Recruitment agencies also handle vacancies. See:
Short, subject-based courses are available at a range of centres throughout the country. These are available in full-time, part-time and distance learning courses.
Training is, however, often delivered in the workplace. There are options for day release and attendance at external courses for relevant qualifications.
A range of training options and relevant courses, (in all areas of the printing industry), are detailed on BPIF website. These include:
- the BPIF MSc in Management for professionals in print and media, which provides a mixture of training, development and networking opportunities
- NVQ diplomas and certificates in management, team leading, and digital print production.
During a career as a production planner, you may experience a range of planning work in the departments of administration, origination, reprographics, print, bindery and dispatch. The role provides an excellent grounding for supervisory and management careers in all parts of the industry.
After gaining experience, some planners specialise in one of the separate areas of production. This may be in estimating work or, with further training, account management, customer relations, sales or buying.

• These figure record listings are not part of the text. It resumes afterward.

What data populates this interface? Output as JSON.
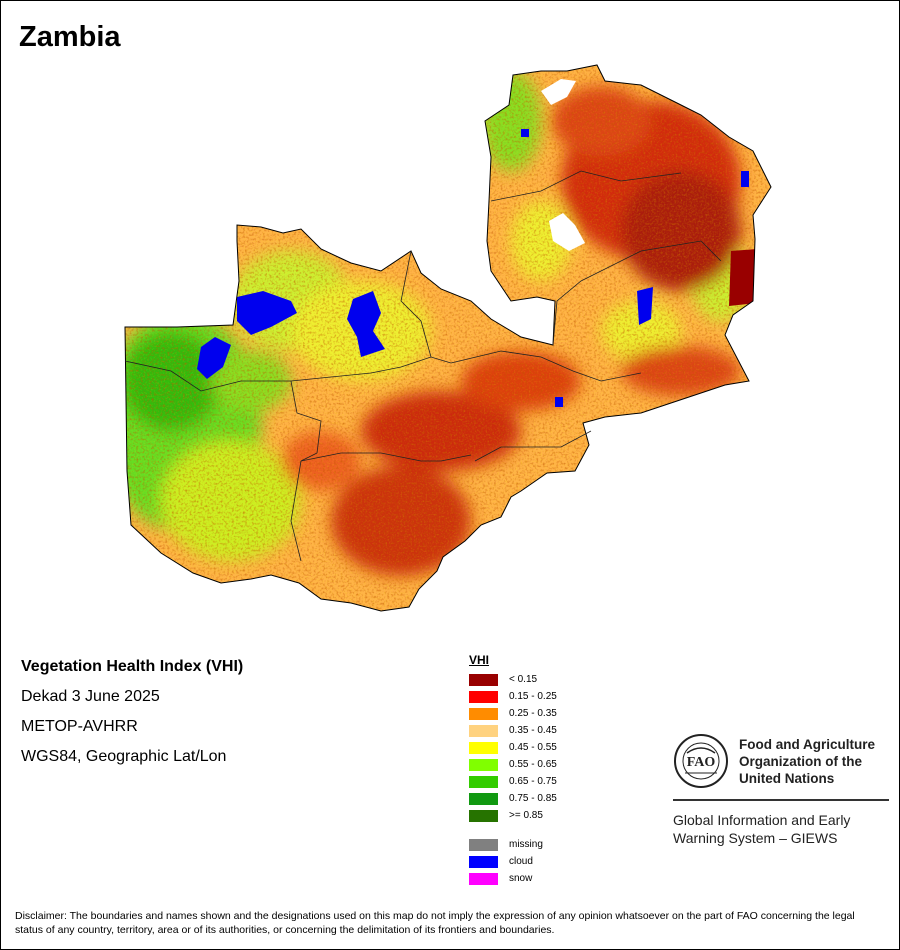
{
  "map": {
    "title": "Zambia"
  },
  "info": {
    "index_name": "Vegetation Health Index (VHI)",
    "period": "Dekad 3 June 2025",
    "sensor": "METOP-AVHRR",
    "projection": "WGS84, Geographic Lat/Lon"
  },
  "legend": {
    "title": "VHI",
    "classes": [
      {
        "label": "< 0.15",
        "color": "#990000"
      },
      {
        "label": "0.15 - 0.25",
        "color": "#ff0000"
      },
      {
        "label": "0.25 - 0.35",
        "color": "#ff8c00"
      },
      {
        "label": "0.35 - 0.45",
        "color": "#ffd27f"
      },
      {
        "label": "0.45 - 0.55",
        "color": "#ffff00"
      },
      {
        "label": "0.55 - 0.65",
        "color": "#80ff00"
      },
      {
        "label": "0.65 - 0.75",
        "color": "#33cc00"
      },
      {
        "label": "0.75 - 0.85",
        "color": "#119911"
      },
      {
        "label": ">= 0.85",
        "color": "#267300"
      }
    ],
    "special": [
      {
        "label": "missing",
        "color": "#808080"
      },
      {
        "label": "cloud",
        "color": "#0000ff"
      },
      {
        "label": "snow",
        "color": "#ff00ff"
      }
    ]
  },
  "logo": {
    "emblem_icon": "fao-emblem-icon",
    "org_line1": "Food and Agriculture",
    "org_line2": "Organization of the",
    "org_line3": "United Nations",
    "giews_line1": "Global Information and Early",
    "giews_line2": "Warning System – GIEWS"
  },
  "disclaimer": "Disclaimer: The boundaries and names shown and the designations used on this map do not imply the expression of any opinion whatsoever on the part of FAO concerning the legal status of any country, territory, area or of its authorities, or concerning the delimitation of its frontiers and boundaries."
}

Promotion is normally to production manager, with responsibility for the long-term and day-to-day production planning and control of workflow across all departments. Ultimately, your aim might be to advance to works or general manager.
Larger organisations generally offer more opportunities for promotion to supervisory and management positions and often enable you to specialise in a particular role.
However, smaller, often family-owned micro businesses sometimes offer greater responsibility at an earlier stage in your career and allow you the chance to gain hands-on printing skills and experience in a range of specialist areas.
Print production managers can join the BPIF, choosing from a three-tiered membership. Benefits of membership include advice about industry-specific health and safety risks, HR support and legal guidance.